Patients are screened by telephone with a battery of validated instruments and, as indicated, evaluated in person in the clinic for further evaluation and treatment. In addition to the goal of providing exceptional clinical care to patients affected by the aftermath of COVID-19, the clinic has been designed to facilitate unique teaching and research opportunities.
| Conclusion |
Scientific understanding of the impact of COVID-19 continues to evolve rapidly. There are emerging data related to a wide range of neuropsychiatric sequelae after SARS-CoV-2 infection. Due to the complexity of COVID-19 and its treatment, affected patients may require more appropriate longitudinal follow-up performed by multidisciplinary teams.
To accelerate medical knowledge about the long-term effects of COVID-19, it would be extremely beneficial for these post-COVID clinics to pool data into shared databases. Clinical trials are also urgently needed to clarify optimal treatment strategies for the neuropsychiatric and other potentially long-term impacts of COVID-19.
It is important to consider COVID-19 as a cause of new-onset psychotic symptoms. Patients with COVID-19-related psychosis may present with elevations in CRP, ferritin, LDH, and D-dimer, as well as elevated or depressed levels of leukocytes or platelets.
Low-dose antipsychotic medications may be helpful, and patients hospitalized with severe COVID-19 can present to primary care settings with antipsychotics started during the acute period.
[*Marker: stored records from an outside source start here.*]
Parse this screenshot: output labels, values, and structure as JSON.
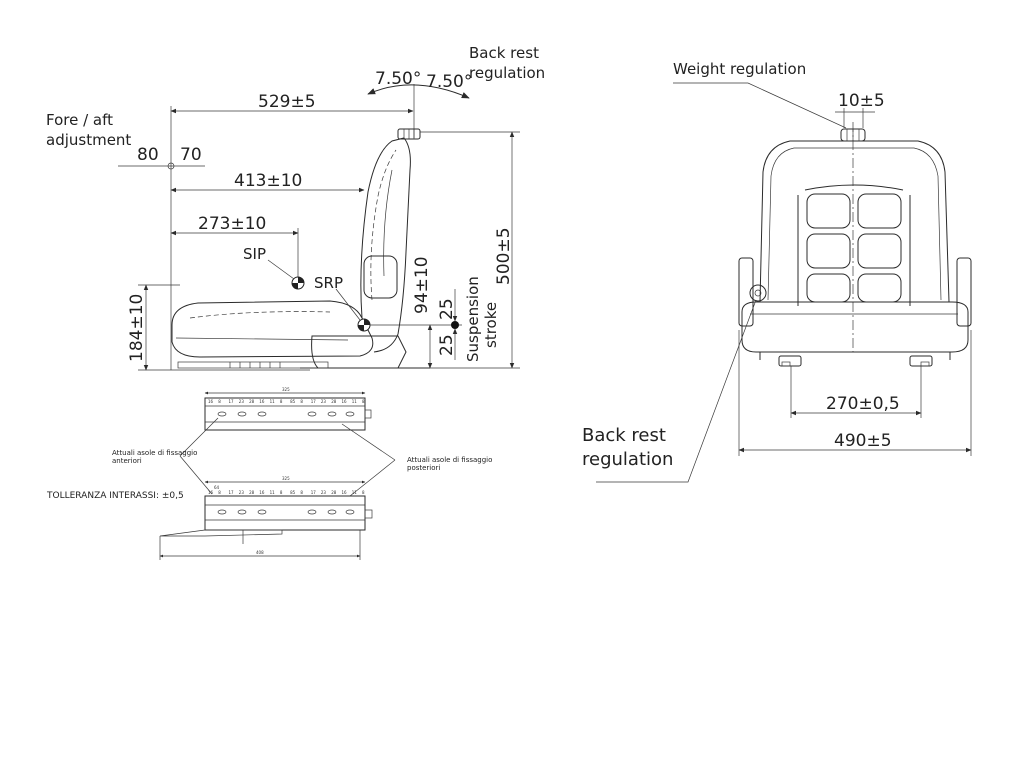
{
  "side_view": {
    "backrest_regulation_label": [
      "Back rest",
      "regulation"
    ],
    "angle_left": "7.50°",
    "angle_right": "7.50°",
    "fore_aft_label": [
      "Fore / aft",
      "adjustment"
    ],
    "fore_travel": "80",
    "aft_travel": "70",
    "dim_overall_length": "529±5",
    "dim_to_srp": "413±10",
    "dim_to_sip": "273±10",
    "sip_label": "SIP",
    "srp_label": "SRP",
    "dim_height": "500±5",
    "dim_srp_height": "94±10",
    "dim_seat_height": "184±10",
    "stroke_up": "25",
    "stroke_down": "25",
    "suspension_stroke_label": [
      "Suspension",
      "stroke"
    ]
  },
  "front_view": {
    "weight_regulation_label": "Weight regulation",
    "dim_knob": "10±5",
    "dim_mounting": "270±0,5",
    "dim_width": "490±5",
    "backrest_regulation_label": [
      "Back rest",
      "regulation"
    ]
  },
  "rails_detail": {
    "front_holes_label": [
      "Attuali asole di fissaggio",
      "anteriori"
    ],
    "rear_holes_label": [
      "Attuali asole di fissaggio",
      "posteriori"
    ],
    "tolerance_label": "TOLLERANZA INTERASSI: ±0,5",
    "top_rail_length": "325",
    "bottom_rail_length": "325",
    "overall_length": "408",
    "top_rail_ticks": [
      "16",
      "8",
      "17",
      "23",
      "28",
      "16",
      "11",
      "8",
      "85",
      "8",
      "17",
      "23",
      "28",
      "16",
      "11",
      "8"
    ],
    "bottom_rail_ticks": [
      "16",
      "8",
      "17",
      "23",
      "28",
      "16",
      "11",
      "8",
      "85",
      "8",
      "17",
      "23",
      "28",
      "16",
      "11",
      "8"
    ],
    "bottom_rail_offset": "64"
  },
  "colors": {
    "line": "#2b2b2b",
    "background": "#ffffff"
  }
}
It is important to note that antipsychotics increase the risk of QT prolongation and Torsades de Pointes , particularly when used together with other medications that prolong the QT interval (e.g., Azithromycin). Furthermore, COVID-19 infection itself is pro-arrhythmogenic. Similarly, cerebrovascular complications are extremely common in severe COVID-19, and exposure to antipsychotics may exacerbate this risk.
While telehealth is an invaluable way to provide care to patients during the pandemic, patients with psychotic disorders use fewer mobile phones and technology compared to the general population and there is a paucity of research on telepsychiatry interventions for patients with psychotic disorders. psychotic.